Quelle place pour le ski freestyle en France ?
Quelle place pour le ski freestyle en France ?
Par Clément Martel
La station de Font-Romeu accueille ce week-end une étape de la Coupe du monde de ski slopestyle, seule épreuve de ski acrobatique à se dérouler en France cette année.
Après sa désillusion des Jeux olympiques, Tess Ledeux est remontée sur ses skis. / Pierre MERIMEE
Après l’absence de neige, le vent. En raison de conditions météorologiques guère propices à une compétition voyant les athlètes enchaîner les figures aériennes, l’étape française de la Coupe du monde de ski slopestyle, à Font-Romeu (Pyrénées-Orientales), a été forcée de réduire la voilure. Au lieu de se dérouler sur trois jours, la compétition a été restreinte à ses finales, samedi 12 janvier. « Des conditions un peu compliquées à gérer » pour les skieurs, admet Tess Ledeux, figure de proue de la délégation française. « En même temps, on a l’habitude de se débrouiller », poursuit la jeune femme.
Hormis lors des rendez-vous olympiques, tous les quatre ans, qui mettent la discipline sous les feux de la rampe, le ski freestyle est accoutumé à la débrouille. Acrobatique, ce sport spectaculaire englobe le slopestyle – sorte de « skatepark en ski » –, le half-pipe (« demi-lune »), le ski de bosses et le skicross. Et peine à sortir de l’ombre de son homologue alpin.
Cette année, Font-Romeu est la seule station française à organiser une étape de la Coupe du monde de ski freestyle. Pourtant, à l’entame de la saison, trois d’entre elles figuraient au programme des différentes disciplines. Mais, fin novembre, la Fédération internationale de ski (FIS) a annulé l’ouverture de la Coupe du monde de skicross à Val Thorens (les 7 et 8 décembre), faute d’enneigement suffisant. Quant au ski half-pipe, dont les finales se déroulaient à Tignes depuis plusieurs années, la station a annoncé début décembre qu’elle annulait les épreuves prévues fin mars. Une « décision difficile » justifiée par « la perte de partenaires historiques importants. »

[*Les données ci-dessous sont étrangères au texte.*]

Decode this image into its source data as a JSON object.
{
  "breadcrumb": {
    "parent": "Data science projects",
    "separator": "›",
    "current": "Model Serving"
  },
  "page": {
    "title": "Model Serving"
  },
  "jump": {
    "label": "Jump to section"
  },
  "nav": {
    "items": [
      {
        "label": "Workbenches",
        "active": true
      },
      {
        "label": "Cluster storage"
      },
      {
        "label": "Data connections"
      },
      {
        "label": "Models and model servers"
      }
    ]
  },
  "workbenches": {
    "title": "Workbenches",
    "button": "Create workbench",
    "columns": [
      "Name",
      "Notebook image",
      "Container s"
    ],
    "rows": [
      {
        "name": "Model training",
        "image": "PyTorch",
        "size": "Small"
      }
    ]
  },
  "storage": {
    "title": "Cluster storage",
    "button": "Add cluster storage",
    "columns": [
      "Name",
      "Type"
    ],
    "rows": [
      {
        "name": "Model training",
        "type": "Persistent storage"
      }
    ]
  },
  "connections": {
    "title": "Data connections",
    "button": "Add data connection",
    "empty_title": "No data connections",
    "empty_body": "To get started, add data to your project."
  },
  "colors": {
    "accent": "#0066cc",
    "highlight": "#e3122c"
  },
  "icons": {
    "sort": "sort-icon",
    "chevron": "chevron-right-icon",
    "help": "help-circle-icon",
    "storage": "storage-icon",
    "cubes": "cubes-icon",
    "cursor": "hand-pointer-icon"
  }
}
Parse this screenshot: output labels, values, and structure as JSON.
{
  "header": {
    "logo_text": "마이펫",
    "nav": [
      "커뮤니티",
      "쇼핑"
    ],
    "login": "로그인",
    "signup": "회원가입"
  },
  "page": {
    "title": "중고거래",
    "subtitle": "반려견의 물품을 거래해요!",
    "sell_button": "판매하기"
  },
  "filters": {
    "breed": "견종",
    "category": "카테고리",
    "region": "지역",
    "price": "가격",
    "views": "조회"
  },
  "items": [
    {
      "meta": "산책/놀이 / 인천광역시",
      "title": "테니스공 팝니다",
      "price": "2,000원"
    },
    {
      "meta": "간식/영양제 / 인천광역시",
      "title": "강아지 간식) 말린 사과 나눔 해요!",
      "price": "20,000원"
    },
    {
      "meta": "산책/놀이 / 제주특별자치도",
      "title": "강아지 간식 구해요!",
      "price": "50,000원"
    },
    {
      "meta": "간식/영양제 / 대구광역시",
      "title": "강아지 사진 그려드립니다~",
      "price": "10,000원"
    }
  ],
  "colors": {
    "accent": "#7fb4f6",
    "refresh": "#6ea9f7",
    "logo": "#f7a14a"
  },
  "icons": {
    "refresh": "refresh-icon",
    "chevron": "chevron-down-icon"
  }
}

Une dépendance aux sponsors
Dans la station savoyarde – comme souvent en freestyle –, une société privée organisait la compétition. Ladite entreprise avait mis en place un circuit, le SFR Freestyle Tour. Mais l’an passé, l’opérateur au carré rouge s’est retiré, remplacé par un autre sponsor, qui n’a pas souhaité prolonger l’expérience. « Les organisateurs n’avaient plus assez de budget pour finaliser l’événement, et ont dû annuler », regrette Fabien Bertrand, directeur du freestyle à la Fédération française de ski (FFS).
Cette dépendance aux sponsors caractérise le ski freestyle. « Sans eux, on n’est pas grand-chose, reconnaît Tess Ledeux. En France, vu que notre discipline est peu connue, la FFS ne peut pas mettre de gros moyens dessus. On a de la chance d’avoir des sponsors qui nous suivent, mais si on n’est pas très bons ou qu’on n’a pas une bonne image, c’est difficile d’être suivis par des marques. »
« L’argent, c’est le nerf de la guerre, et malheureusement on n’est pas le foot où tout le monde se bat pour te diffuser », reconnaît Fabien Bertrand. Conscient que son sport souffre d’une dépendance aux résultats olympiques – « si Tess avait été médaillée olympique, ça aurait été complètement différent. Sa notoriété aurait été multipliée par cinq ou par dix », estime-t-il –, le patron du ski freestyle français se réjouit de l’arrivée, cette année, de la chaîne L’Equipe, qui diffuse la Coupe du monde en clair, sur la TNT.
Font-Romeu a « repensé » son snowpark
« C’est par leurs bons résultats que nos champions français vont faire évoluer leur sport », assure Fabien Bertrand, prenant pour exemple le biathlon, grandement popularisé par les résultats de Martin Fourcade ; ainsi que par son passage en clair à la télévision. « Si le biathlon était resté cantonné sur Eurosport, je ne pense pas qu’il aurait la même notoriété », conclut M. Bertrand.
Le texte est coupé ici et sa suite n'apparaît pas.